Wie künftig die Siegerlisten der dopingverseuchten Jahre aussehen werden, soll am Freitag auf einer außerordentlichen Sitzung beschlossen werden. Allerdings darf wohl mit Sicherheit davon ausgegangen werden, dass Jan Ullrich nicht plötzlich als vierfacher Toursieger dastehen wird, ebenso wenig wohl Andreas Klöden als neuer Gesamtsieger der Tour 2004.

Auch eine mögliche Rückzahlung der Siegprämien wird im UCI-Verwaltungsausschuss diskutiert werden. Über die mögliche Aberkennung seiner Bronzemedaille bei den Olympischen Spiele von Sydney 2000 wird das IOC nach der Entscheidung der UCI befinden. Weltmeister 1993, das ist der einzige Profititel, der Lance Armstrong sicher bleiben wird.

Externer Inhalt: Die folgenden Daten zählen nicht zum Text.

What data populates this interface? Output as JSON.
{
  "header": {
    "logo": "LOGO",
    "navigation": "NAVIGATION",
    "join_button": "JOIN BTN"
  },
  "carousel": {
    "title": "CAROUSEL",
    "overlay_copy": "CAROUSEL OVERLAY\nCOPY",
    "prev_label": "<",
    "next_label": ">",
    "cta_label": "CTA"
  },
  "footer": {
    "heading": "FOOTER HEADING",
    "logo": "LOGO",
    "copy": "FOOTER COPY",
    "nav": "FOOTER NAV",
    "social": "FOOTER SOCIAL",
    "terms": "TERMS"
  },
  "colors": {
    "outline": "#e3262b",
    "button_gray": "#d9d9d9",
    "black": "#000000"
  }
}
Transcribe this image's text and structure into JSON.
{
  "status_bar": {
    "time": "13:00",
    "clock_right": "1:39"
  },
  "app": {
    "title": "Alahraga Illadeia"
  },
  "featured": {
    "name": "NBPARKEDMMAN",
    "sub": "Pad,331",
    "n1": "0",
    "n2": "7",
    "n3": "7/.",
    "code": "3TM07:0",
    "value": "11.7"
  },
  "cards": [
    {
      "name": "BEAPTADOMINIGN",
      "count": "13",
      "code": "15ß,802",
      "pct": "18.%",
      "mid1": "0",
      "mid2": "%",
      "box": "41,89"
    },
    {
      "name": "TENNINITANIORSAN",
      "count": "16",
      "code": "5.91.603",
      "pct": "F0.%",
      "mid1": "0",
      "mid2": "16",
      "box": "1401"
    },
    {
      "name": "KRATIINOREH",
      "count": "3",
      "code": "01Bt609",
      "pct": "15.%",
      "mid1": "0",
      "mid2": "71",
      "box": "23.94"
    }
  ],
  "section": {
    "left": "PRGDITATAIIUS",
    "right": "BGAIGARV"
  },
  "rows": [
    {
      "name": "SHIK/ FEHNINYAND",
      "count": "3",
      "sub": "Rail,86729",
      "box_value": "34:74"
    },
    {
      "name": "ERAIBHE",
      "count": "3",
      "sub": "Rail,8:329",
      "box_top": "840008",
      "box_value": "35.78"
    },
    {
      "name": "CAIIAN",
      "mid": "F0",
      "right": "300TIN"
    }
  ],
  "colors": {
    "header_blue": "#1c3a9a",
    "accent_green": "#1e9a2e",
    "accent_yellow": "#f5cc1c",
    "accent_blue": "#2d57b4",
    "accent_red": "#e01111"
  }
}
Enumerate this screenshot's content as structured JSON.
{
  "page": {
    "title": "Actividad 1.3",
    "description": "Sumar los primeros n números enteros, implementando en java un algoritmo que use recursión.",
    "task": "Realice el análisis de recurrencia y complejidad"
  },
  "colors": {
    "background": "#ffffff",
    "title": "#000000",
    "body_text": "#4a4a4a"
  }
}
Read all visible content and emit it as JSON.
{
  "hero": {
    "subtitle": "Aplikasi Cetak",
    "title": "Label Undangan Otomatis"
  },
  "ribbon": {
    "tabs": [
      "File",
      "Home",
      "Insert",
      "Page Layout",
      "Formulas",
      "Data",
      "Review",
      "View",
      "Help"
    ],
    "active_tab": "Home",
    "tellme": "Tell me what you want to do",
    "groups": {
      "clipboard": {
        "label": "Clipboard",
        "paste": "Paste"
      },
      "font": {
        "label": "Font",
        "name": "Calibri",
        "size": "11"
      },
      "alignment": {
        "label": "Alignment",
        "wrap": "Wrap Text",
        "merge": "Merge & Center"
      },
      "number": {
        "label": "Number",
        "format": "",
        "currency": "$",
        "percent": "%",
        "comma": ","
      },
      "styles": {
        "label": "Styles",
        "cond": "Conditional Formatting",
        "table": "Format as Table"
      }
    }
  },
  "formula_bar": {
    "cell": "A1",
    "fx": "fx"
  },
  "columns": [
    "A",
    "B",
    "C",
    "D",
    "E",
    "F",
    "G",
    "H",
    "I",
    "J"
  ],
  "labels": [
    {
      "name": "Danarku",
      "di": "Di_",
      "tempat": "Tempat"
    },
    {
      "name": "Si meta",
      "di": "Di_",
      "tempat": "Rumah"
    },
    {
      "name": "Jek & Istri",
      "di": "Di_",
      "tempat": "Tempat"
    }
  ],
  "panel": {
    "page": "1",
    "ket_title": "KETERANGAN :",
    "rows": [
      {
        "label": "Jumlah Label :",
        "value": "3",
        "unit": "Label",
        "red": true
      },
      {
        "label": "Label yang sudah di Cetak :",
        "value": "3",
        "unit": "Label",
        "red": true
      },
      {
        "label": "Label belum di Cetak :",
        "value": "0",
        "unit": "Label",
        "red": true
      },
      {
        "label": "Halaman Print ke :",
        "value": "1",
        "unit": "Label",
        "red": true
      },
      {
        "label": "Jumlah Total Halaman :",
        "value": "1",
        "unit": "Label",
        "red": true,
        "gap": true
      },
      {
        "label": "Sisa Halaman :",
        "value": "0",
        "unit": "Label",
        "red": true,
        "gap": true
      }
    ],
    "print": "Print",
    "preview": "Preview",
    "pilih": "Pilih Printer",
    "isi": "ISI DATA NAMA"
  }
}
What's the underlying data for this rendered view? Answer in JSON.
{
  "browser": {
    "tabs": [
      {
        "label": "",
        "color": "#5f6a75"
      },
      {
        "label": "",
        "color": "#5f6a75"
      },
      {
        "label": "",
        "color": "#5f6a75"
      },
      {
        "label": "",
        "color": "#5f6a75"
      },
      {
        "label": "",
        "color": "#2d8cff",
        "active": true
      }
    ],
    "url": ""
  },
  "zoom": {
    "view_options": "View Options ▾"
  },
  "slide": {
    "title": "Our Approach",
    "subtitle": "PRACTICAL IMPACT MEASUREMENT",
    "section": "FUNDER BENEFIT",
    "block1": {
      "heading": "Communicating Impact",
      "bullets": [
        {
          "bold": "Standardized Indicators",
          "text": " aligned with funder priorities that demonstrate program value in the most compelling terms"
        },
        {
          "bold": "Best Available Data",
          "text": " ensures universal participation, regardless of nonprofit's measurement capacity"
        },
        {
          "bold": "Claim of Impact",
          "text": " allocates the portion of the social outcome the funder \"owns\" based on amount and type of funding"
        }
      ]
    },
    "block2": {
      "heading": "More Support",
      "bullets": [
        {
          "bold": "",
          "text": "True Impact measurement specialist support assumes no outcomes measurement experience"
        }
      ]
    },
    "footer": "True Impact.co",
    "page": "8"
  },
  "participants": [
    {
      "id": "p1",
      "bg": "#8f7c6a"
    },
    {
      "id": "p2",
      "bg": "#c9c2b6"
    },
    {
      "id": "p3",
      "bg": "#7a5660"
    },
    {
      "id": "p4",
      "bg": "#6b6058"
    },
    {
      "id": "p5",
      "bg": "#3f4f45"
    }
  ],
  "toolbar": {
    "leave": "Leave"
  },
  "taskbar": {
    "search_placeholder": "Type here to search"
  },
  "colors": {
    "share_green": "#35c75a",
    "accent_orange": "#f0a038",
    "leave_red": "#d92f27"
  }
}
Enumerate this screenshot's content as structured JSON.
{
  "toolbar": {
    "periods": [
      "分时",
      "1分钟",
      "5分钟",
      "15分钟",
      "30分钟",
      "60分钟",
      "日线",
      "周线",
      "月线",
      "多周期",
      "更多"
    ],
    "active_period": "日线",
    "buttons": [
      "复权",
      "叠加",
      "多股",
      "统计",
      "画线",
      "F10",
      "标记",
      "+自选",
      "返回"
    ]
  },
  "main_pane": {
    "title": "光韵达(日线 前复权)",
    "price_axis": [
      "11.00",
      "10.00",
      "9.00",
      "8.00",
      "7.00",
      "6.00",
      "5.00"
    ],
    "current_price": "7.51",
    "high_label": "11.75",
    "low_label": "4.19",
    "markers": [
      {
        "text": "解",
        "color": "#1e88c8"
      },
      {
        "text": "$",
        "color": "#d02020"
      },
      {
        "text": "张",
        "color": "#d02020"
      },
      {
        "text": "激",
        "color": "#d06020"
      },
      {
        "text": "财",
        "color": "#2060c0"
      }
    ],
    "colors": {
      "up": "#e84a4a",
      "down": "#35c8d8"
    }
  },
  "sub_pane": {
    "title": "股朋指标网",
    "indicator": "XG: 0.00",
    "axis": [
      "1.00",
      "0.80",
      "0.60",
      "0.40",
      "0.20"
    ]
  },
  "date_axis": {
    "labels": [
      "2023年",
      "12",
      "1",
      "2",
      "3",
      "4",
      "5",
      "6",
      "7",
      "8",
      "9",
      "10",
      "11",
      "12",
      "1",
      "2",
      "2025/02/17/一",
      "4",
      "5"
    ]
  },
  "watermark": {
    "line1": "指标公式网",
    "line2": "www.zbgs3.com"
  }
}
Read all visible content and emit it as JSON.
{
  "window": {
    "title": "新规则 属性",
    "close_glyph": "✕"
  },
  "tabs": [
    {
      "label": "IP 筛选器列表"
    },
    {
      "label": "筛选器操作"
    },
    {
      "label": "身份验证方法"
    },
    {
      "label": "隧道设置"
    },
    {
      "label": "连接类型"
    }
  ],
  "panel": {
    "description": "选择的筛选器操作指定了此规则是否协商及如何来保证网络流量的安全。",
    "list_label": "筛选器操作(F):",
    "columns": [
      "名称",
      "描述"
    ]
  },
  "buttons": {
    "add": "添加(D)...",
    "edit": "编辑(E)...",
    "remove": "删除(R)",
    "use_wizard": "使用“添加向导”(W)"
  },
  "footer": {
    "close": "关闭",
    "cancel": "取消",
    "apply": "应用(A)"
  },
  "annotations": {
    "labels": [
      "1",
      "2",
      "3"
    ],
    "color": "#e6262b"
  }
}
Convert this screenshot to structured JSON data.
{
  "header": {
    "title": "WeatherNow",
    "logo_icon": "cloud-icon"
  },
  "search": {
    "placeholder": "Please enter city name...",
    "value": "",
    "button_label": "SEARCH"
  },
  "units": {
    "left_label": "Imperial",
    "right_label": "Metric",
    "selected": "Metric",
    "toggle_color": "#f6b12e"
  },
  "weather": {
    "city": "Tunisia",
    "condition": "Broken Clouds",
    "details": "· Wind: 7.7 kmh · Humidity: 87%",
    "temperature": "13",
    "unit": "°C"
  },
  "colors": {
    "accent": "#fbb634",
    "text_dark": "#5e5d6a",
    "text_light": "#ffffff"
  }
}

»Mir wurde schlecht, als ich den Bericht der USADA gelesen habe«, erklärte Patrick McQuaid gestern in Genf. Der Bericht beschreibt anhand unzähliger Quellen, wie Armstrong und seine Helfer beim Team US Postal ihr Dopingnetzwerk betrieben. Der Fall Armstrong sei »die größte Krise, der sich der Radsport je habe stellen müssen«, so McQuaid.

Kein Gedanke an Rücktritt

Auch in dieser »größten Krise« lassen sich die Hauptfunktionsträger im Weltverband jedoch nicht zur Verantwortung ziehen. Präsident Patrick McQuaid beispielsweise schloss persönliche Konsequenzen aus. Er werde nicht zurücktreten. Der 63-Jährige ist seit 2005 Weltradsportpräsident, sein Vorgänger Hein Verbruggen hatte ihn bei dem Weg in dieses Amt massiv unterstützt. Beide sind IOC-Mitglieder.

In der Ära Verbruggen konnte Lance Armstrong nach seiner fabelhaften Wandlung vom Krebskranken zum unumschränkten Tourbeherrscher nach Belieben schalten und walten. Nach einem Bericht der »New York Daily News« soll Verbruggen 1999 gegen eine Zahlung von 500 000 Dollar einen positiven Dopingtest Armstrongs bei der Tour de Suisse verschleiert haben. Das Geld sei von Armstrongs Sponsor Nike gekommen. Verbruggen bestreitet dies, Nike ebenfalls.

Vor wenigen Tagen hatte Nike seinen Vertrag mit Lance Armstrong beendet. Man fühle sich »über Jahrzehnte getäuscht« von dem Texaner, dessen Krebsstiftung »Livestrong« der Sportartikelgigant lange unterstützt hatte. Fast zeitgleich war Lance Armstrong als Vorsitzender der Stiftung zurückgetreten, »um Schaden von Livestrong« abzuwenden, wie er zur Begründung sagte.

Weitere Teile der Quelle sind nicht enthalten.